I’ve always been madly in love with Dr. Seuss books. Their cadence is amazing, their rhyming stupendous. And, when I’m stuck in my writing, there’s nothing that will jiggle my creative writer like There’s a Wocket in My Pocket.
(I’m not kidding…it’s the bomb book when you’re stuck.)
Note: If you’re unfamiliar with “There’s a Wocket in My Pocket,” here’s a link to have it read aloud to you.
The thing about Dr. Seuss…he also makes me naughty.
After reading these books umpteen times to the Little Bean, I’ve started getting kinda spicy with the Hubster, just to liven up the reading. This involves everything from reading aloud with a certain emphasis (IYKWIM), eyebrow wiggling, and changing around the words to get a giggle.
I don’t think Dr. Seuss would mind. He did illustrate The Pocket Book of Boners, after all.
There’s simply no way to avoid these “if you know what I mean” moments while you’re reading classics like…
Hop on Pop: Hop Pop. We like to hop. We like to hop on top of Pop. (Yep. Sure do.)

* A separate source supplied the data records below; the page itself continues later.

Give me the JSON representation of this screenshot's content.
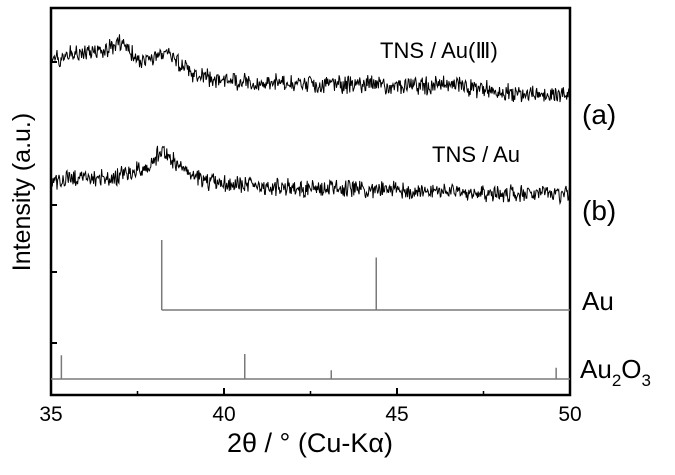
{
  "chart_data": {
    "type": "line",
    "title": "",
    "xlabel": "2θ / ° (Cu-Kα)",
    "ylabel": "Intensity (a.u.)",
    "xlim": [
      35,
      50
    ],
    "x_ticks": [
      35,
      40,
      45,
      50
    ],
    "x_tick_labels": [
      "35",
      "40",
      "45",
      "50"
    ],
    "y_ticks_labeled": false,
    "grid": false,
    "legend": "none",
    "series": [
      {
        "name": "TNS / Au(Ⅲ)",
        "tag": "(a)",
        "color": "#000000",
        "points": [
          [
            35.2,
            0.55
          ],
          [
            35.8,
            0.7
          ],
          [
            36.5,
            0.75
          ],
          [
            37.0,
            0.92
          ],
          [
            37.6,
            0.45
          ],
          [
            38.3,
            0.72
          ],
          [
            39.0,
            0.2
          ],
          [
            40.0,
            0.05
          ],
          [
            41.0,
            0.0
          ],
          [
            42.0,
            -0.02
          ],
          [
            43.0,
            -0.05
          ],
          [
            44.0,
            -0.06
          ],
          [
            45.0,
            -0.08
          ],
          [
            45.8,
            -0.1
          ],
          [
            46.5,
            -0.04
          ],
          [
            47.5,
            -0.18
          ],
          [
            48.5,
            -0.28
          ],
          [
            49.5,
            -0.32
          ],
          [
            50.0,
            -0.3
          ]
        ]
      },
      {
        "name": "TNS / Au",
        "tag": "(b)",
        "color": "#000000",
        "points": [
          [
            35.2,
            0.2
          ],
          [
            35.8,
            0.3
          ],
          [
            36.5,
            0.28
          ],
          [
            37.2,
            0.35
          ],
          [
            37.8,
            0.55
          ],
          [
            38.2,
            0.95
          ],
          [
            38.5,
            0.72
          ],
          [
            39.0,
            0.35
          ],
          [
            39.5,
            0.18
          ],
          [
            40.5,
            0.12
          ],
          [
            41.5,
            0.08
          ],
          [
            42.5,
            0.05
          ],
          [
            43.5,
            0.02
          ],
          [
            44.5,
            0.0
          ],
          [
            45.5,
            -0.02
          ],
          [
            46.5,
            -0.05
          ],
          [
            47.5,
            -0.07
          ],
          [
            48.5,
            -0.1
          ],
          [
            49.5,
            -0.12
          ],
          [
            50.0,
            -0.1
          ]
        ]
      },
      {
        "name": "Au",
        "type": "stick",
        "color": "#7a7a7a",
        "sticks": [
          [
            38.2,
            1.0
          ],
          [
            44.4,
            0.75
          ]
        ]
      },
      {
        "name": "Au2O3",
        "label_main": "Au",
        "label_sub1": "2",
        "label_mid": "O",
        "label_sub2": "3",
        "type": "stick",
        "color": "#7a7a7a",
        "sticks": [
          [
            35.3,
            0.95
          ],
          [
            40.6,
            1.0
          ],
          [
            43.1,
            0.35
          ],
          [
            49.6,
            0.45
          ]
        ]
      }
    ]
  }
}
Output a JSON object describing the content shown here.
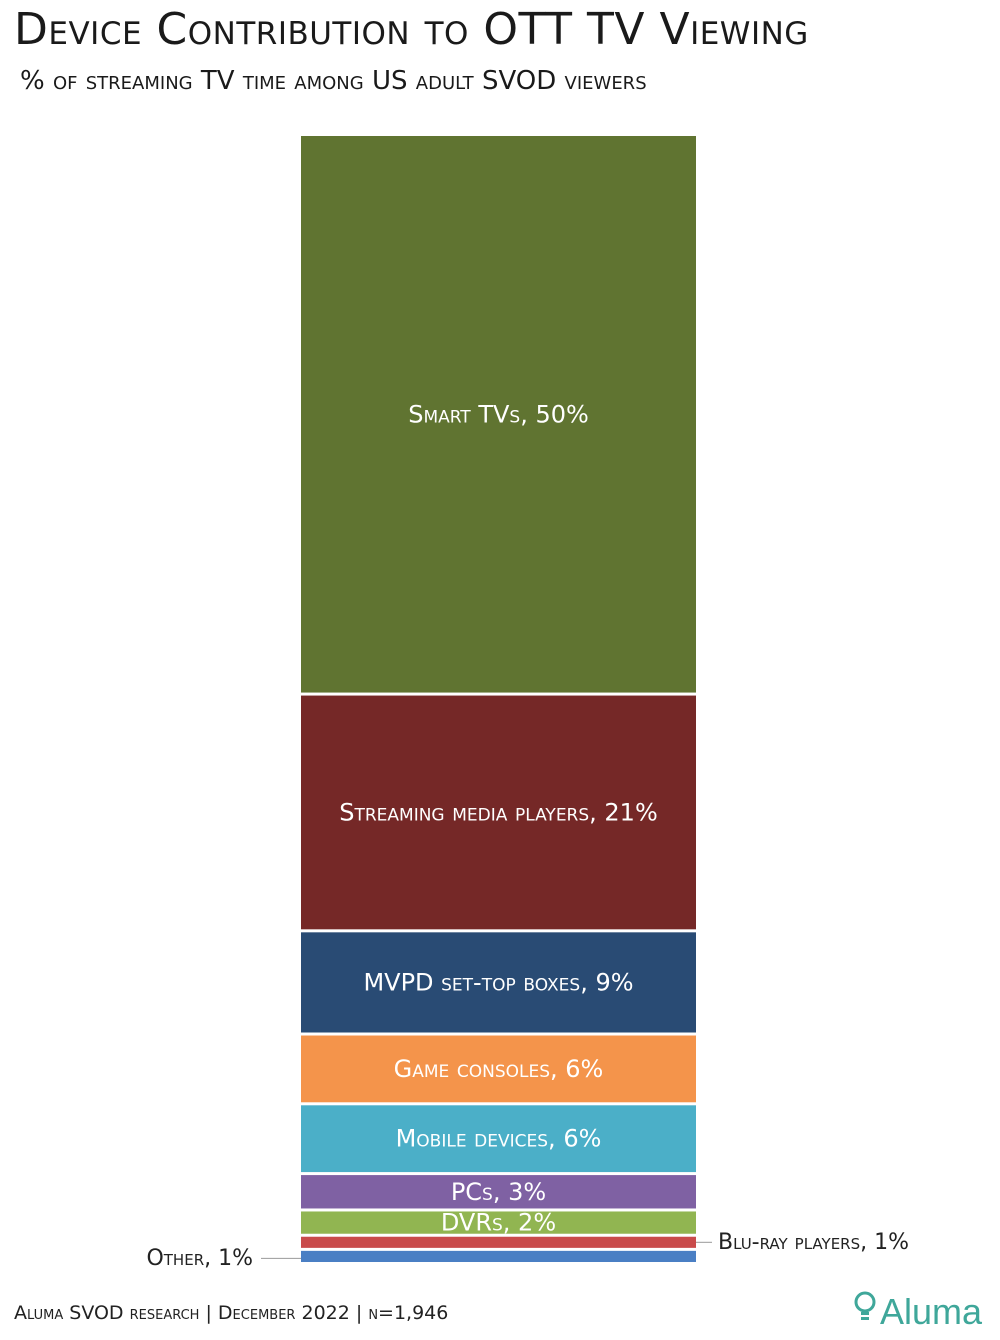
{
  "title": "Device Contribution to OTT TV Viewing",
  "subtitle": "% of streaming TV time among US adult SVOD viewers",
  "footer": {
    "source": "Aluma SVOD research | December 2022 | n=1,946",
    "brand": "Aluma"
  },
  "icons": {
    "brand_icon": "lightbulb-icon"
  },
  "chart_data": {
    "type": "bar",
    "stacked": true,
    "orientation": "vertical",
    "title": "Device Contribution to OTT TV Viewing",
    "subtitle": "% of streaming TV time among US adult SVOD viewers",
    "unit": "%",
    "ylim": [
      0,
      100
    ],
    "grid": false,
    "legend": "none",
    "segments": [
      {
        "name": "Smart TVs",
        "value": 50,
        "label": "Smart TVs, 50%",
        "color": "#607431",
        "label_position": "inside"
      },
      {
        "name": "Streaming media players",
        "value": 21,
        "label": "Streaming media players, 21%",
        "color": "#752827",
        "label_position": "inside"
      },
      {
        "name": "MVPD set-top boxes",
        "value": 9,
        "label": "MVPD set-top boxes, 9%",
        "color": "#294b74",
        "label_position": "inside"
      },
      {
        "name": "Game consoles",
        "value": 6,
        "label": "Game consoles, 6%",
        "color": "#f4944b",
        "label_position": "inside"
      },
      {
        "name": "Mobile devices",
        "value": 6,
        "label": "Mobile devices, 6%",
        "color": "#4bafc8",
        "label_position": "inside"
      },
      {
        "name": "PCs",
        "value": 3,
        "label": "PCs, 3%",
        "color": "#7f61a3",
        "label_position": "inside"
      },
      {
        "name": "DVRs",
        "value": 2,
        "label": "DVRs, 2%",
        "color": "#91b551",
        "label_position": "inside"
      },
      {
        "name": "Blu-ray players",
        "value": 1,
        "label": "Blu-ray players, 1%",
        "color": "#c94b4b",
        "label_position": "right"
      },
      {
        "name": "Other",
        "value": 1,
        "label": "Other, 1%",
        "color": "#4a7fc4",
        "label_position": "left"
      }
    ]
  }
}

The Cat In The Hat: “I know some good games we could play,” said the CooCat. “I know some new tricks,” said the Cat to the Hat. “A lot of good tricks. I will show them to you. Your mother will not mind at all if I do.” (Nope. Mama won’t mind at all.)
[Related facts you might not know:
#1 – In our house, we call the vajayjay a “CooCat” (“Coo” for short).
#2 – All sex toys are stored up on a shelf in a box discreetly labeled: “Meow.”]
Green Eggs and Ham: The eyebrow waggling happens ALL OVER this book.
“Say! In the dark? Here in the dark! Would you, could you, in the dark?
“Could you, would you, with a goat? I would not, could not with a goat! Would you, could you, on a boat? Or in a pool, upon a float?“
My hubby and I have made entire dates over my daughter’s oblivious head, although I’m sure this honeymoon period of innuendo is going to end soon. She’s starting to repeat EVERYTHING.
So, it’s your turn to give me some new ammo. What is your favorite children’s book for covert operations of the dating kind? (Just make it up if you don’t have kids, I’m positive you have nieces, nephews or godchildren.) What are your code words for those naughty words you don’t want to say in front of your kids? Enquiring minds LOVE to know these things here at More Cowbell!